4. The method of claim 2, wherein the positive voltage is less than two volts.

5. The method of claim 1, wherein the chamber is a left ventricle of the heart.

6. The method of claim 1 further comprising coupling the electrode to a pulse generator in response to the resistance of the electrode reaching the threshold resistance.

7. The method of claim 1 wherein applying a voltage to the electrode to cause the electrode to be coated through a body coating process comprises supplying a first voltage at an initial level and increasing the voltage level until the resistance associated with the electrode reaches the certain value.

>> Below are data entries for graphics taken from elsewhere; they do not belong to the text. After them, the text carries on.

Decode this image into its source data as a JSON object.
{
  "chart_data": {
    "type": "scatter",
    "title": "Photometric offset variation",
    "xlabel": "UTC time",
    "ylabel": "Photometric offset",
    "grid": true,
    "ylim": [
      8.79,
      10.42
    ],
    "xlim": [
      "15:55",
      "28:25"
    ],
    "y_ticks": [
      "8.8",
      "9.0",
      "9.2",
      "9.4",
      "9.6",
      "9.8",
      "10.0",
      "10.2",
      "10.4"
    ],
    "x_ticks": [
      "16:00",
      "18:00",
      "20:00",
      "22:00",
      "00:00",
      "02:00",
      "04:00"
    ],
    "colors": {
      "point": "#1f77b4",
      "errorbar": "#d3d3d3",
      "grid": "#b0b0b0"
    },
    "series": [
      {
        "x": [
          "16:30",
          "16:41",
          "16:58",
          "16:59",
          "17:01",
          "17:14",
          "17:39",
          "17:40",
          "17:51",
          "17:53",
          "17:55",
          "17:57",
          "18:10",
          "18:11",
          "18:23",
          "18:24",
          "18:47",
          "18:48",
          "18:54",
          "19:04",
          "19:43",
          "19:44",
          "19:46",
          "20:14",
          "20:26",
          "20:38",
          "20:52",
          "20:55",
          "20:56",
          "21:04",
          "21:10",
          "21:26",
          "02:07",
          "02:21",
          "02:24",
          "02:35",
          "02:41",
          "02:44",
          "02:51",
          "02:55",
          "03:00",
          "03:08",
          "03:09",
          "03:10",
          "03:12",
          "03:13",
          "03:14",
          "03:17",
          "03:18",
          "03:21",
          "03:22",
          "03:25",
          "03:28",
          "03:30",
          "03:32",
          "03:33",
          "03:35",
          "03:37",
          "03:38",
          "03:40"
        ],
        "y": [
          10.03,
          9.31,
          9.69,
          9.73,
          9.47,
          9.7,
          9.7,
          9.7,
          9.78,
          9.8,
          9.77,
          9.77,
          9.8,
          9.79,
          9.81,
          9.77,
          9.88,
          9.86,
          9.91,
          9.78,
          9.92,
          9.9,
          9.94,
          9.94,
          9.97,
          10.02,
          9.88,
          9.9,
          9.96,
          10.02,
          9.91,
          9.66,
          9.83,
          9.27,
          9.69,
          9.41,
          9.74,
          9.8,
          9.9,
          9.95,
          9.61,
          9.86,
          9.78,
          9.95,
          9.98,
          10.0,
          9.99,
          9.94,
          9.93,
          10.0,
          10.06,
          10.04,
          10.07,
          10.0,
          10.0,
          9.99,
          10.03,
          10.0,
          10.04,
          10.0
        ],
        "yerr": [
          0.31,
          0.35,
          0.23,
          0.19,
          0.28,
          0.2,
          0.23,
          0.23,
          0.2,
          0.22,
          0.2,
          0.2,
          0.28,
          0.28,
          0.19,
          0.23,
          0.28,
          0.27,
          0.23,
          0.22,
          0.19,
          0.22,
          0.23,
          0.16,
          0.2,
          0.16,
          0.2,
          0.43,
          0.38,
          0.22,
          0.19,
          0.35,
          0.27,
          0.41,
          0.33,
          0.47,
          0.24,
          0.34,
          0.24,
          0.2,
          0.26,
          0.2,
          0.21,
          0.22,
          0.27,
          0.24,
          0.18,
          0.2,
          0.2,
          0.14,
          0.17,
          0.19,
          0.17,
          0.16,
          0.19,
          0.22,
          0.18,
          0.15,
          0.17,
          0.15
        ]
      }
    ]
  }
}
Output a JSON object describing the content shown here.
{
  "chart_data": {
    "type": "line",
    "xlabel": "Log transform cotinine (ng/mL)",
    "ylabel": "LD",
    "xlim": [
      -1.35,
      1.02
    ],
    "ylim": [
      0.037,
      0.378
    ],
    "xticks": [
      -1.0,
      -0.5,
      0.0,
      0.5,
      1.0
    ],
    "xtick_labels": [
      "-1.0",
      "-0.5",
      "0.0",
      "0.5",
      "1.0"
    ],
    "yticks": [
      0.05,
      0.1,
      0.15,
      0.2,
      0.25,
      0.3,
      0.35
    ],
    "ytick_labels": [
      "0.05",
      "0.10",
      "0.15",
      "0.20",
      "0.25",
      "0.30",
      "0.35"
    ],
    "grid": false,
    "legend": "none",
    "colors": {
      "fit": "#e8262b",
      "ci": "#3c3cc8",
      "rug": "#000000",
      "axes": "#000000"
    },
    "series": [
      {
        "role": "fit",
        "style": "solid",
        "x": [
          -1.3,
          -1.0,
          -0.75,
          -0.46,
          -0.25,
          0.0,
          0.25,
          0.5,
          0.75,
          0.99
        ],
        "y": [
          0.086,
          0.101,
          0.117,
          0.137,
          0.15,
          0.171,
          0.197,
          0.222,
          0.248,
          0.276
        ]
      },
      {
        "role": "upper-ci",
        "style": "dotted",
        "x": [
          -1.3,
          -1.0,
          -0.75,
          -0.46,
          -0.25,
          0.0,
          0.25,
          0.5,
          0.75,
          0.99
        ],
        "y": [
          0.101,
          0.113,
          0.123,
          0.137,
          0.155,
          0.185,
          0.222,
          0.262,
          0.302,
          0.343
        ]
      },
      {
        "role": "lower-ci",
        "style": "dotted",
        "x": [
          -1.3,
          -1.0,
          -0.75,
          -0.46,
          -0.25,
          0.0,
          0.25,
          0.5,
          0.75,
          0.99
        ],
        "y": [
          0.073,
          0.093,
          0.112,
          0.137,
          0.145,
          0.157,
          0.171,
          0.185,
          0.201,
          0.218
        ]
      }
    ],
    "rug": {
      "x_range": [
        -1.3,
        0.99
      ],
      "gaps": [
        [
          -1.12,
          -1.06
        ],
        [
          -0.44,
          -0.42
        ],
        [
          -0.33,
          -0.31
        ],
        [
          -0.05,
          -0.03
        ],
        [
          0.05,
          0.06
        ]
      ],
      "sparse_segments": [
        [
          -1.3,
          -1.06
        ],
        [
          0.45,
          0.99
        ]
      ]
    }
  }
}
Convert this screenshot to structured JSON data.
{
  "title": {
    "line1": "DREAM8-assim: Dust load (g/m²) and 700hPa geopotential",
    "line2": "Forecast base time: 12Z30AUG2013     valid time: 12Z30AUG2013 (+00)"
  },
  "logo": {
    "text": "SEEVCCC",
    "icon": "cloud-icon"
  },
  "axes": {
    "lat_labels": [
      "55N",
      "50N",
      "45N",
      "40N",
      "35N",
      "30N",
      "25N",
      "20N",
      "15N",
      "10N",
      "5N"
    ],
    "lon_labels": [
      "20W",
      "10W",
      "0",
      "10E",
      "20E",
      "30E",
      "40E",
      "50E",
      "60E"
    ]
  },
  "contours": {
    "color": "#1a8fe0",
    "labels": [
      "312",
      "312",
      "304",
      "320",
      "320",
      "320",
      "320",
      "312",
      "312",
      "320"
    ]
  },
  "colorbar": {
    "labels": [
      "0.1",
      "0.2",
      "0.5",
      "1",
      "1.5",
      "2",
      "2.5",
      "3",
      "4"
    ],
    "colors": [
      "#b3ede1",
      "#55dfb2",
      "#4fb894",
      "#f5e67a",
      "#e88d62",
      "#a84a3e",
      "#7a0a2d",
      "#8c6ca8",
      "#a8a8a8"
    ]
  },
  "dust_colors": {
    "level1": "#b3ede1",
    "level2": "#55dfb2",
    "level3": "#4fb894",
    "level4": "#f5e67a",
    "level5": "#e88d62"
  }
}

8. An implantable cardiac stimulation system comprising:

at least one implantable lead including at least one electrode;

means for applying a voltage to the electrode to cause the electrode to be coated through a body coating process; and

means for monitoring a resistance associated with the electrode and terminating provision of the positive voltage when the resistance reaches a certain value.

9. The implantable cardiac stimulation system of claim 8 further comprising means for coupling the electrode to a pulse generator in response to the resistance of the electrode reaching the threshold resistance.

10. The implantable cardiac stimulation system of claim 8 wherein the means for applying a voltage to the electrode to cause the electrode to be coated through a body coating process comprises means for supplying a first voltage at an initial level and means for increasing the voltage level until the resistance associated with the electrode reaches the certain value.